1) for some reason, I forgot to put divisor symbols on page 3. the very last line of page 3 should have theta values pi/2 and 3pi/2, as opposed to pi2 and 3pi2. (obv.). Also on page 3 in section 2, the radius of the aster is abs(sec) DIVIDED BY (1+yaddayadda).
2) I did a horrible job of defining the heat kernel. The implicit definition I gave (via heat kernel of As) was (laplacian)times(function squared). Aside from correcting lack of an explicit definition itself, I have to also amend the implicit definition I gave. Via "Heat Kernels on Manifolds, Graphs, and Fractals" by Alexander Grigor'yan, the heat kernel (on a manifold) should be (laplacian wrt to some borel measure)times(function).
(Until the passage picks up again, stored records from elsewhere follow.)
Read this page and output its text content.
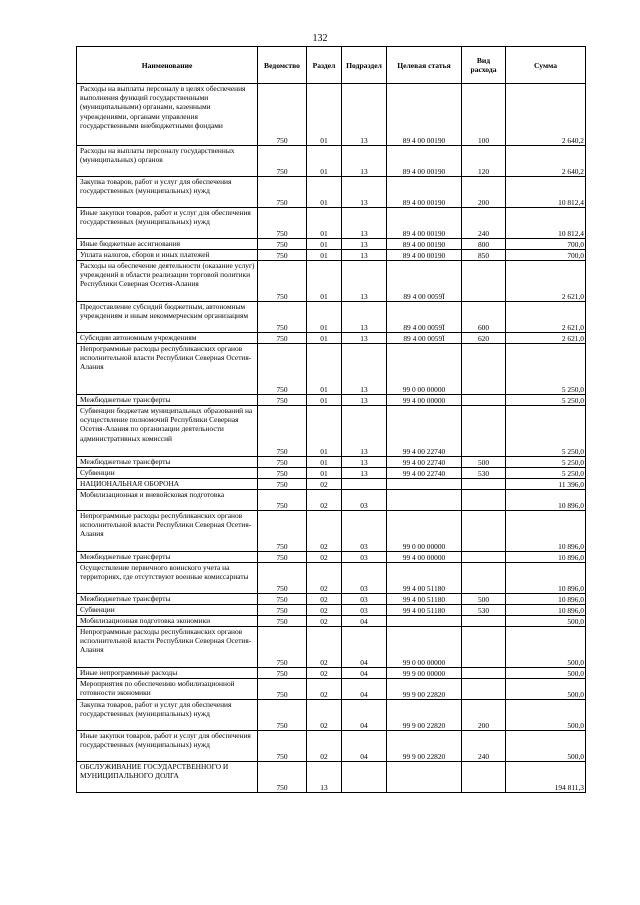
132
Наименование	Ведомство	Раздел	Подраздел	Целевая статья	Вид расхода	Сумма
Расходы на выплаты персоналу в целях обеспечения выполнения функций государственными (муниципальными) органами, казенными учреждениями, органами управления государственными внебюджетными фондами	750	01	13	89 4 00 00190	100	2 640,2
Расходы на выплаты персоналу государственных (муниципальных) органов	750	01	13	89 4 00 00190	120	2 640,2
Закупка товаров, работ и услуг для обеспечения государственных (муниципальных) нужд	750	01	13	89 4 00 00190	200	10 812,4
Иные закупки товаров, работ и услуг для обеспечения государственных (муниципальных) нужд	750	01	13	89 4 00 00190	240	10 812,4
Иные бюджетные ассигнования	750	01	13	89 4 00 00190	800	700,0
Уплата налогов, сборов и иных платежей	750	01	13	89 4 00 00190	850	700,0
Расходы на обеспечение деятельности (оказание услуг) учреждений в области реализации торговой политики Республики Северная Осетия-Алания	750	01	13	89 4 00 0059Ї		2 621,0
Предоставление субсидий бюджетным, автономным учреждениям и иным некоммерческим организациям	750	01	13	89 4 00 0059Ї	600	2 621,0
Субсидии автономным учреждениям	750	01	13	89 4 00 0059Ї	620	2 621,0
Непрограммные расходы республиканских органов исполнительной власти Республики Северная Осетия-Алания	750	01	13	99 0 00 00000		5 250,0
Межбюджетные трансферты	750	01	13	99 4 00 00000		5 250,0
Субвенции бюджетам муниципальных образований на осуществление полномочий Республики Северная Осетия-Алания по организации деятельности административных комиссий	750	01	13	99 4 00 22740		5 250,0
Межбюджетные трансферты	750	01	13	99 4 00 22740	500	5 250,0
Субвенции	750	01	13	99 4 00 22740	530	5 250,0
НАЦИОНАЛЬНАЯ ОБОРОНА	750	02				11 396,0
Мобилизационная и вневойсковая подготовка	750	02	03			10 896,0
Непрограммные расходы республиканских органов исполнительной власти Республики Северная Осетия-Алания	750	02	03	99 0 00 00000		10 896,0
Межбюджетные трансферты	750	02	03	99 4 00 00000		10 896,0
Осуществление первичного воинского учета на территориях, где отсутствуют военные комиссариаты	750	02	03	99 4 00 51180		10 896,0
Межбюджетные трансферты	750	02	03	99 4 00 51180	500	10 896,0
Субвенции	750	02	03	99 4 00 51180	530	10 896,0
Мобилизационная подготовка экономики	750	02	04			500,0
Непрограммные расходы республиканских органов исполнительной власти Республики Северная Осетия-Алания	750	02	04	99 0 00 00000		500,0
Иные непрограммные расходы	750	02	04	99 9 00 00000		500,0
Мероприятия по обеспечению мобилизационной готовности экономики	750	02	04	99 9 00 22820		500,0
Закупка товаров, работ и услуг для обеспечения государственных (муниципальных) нужд	750	02	04	99 9 00 22820	200	500,0
Иные закупки товаров, работ и услуг для обеспечения государственных (муниципальных) нужд	750	02	04	99 9 00 22820	240	500,0
ОБСЛУЖИВАНИЕ ГОСУДАРСТВЕННОГО И МУНИЦИПАЛЬНОГО ДОЛГА	750	13				194 811,3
Since As exists in Real plane (& Real 3-space as the hyperbolic octahedron) , the borel measure is ("well" or "naturally"?) defined (measure is simply defined, geometrically/differentially, by unit norms as measure) , and so I amend my definition to comply with the definition given by Grigor'yan.
I'd also like to make a note of the fact that I have had no help, guidance, or counsel with any professor or student in writing this or any other paper. This is all purely original research in that sense (whether or not someone has already done this exact same research is not known to me). There are mistakes, I'm sure. And I should be held accountable for those mistakes, but only as accountable as any other undergraduate doing research in an autodidactic manner. I don't mean that to sounds condescending or conceited, for what it's worth.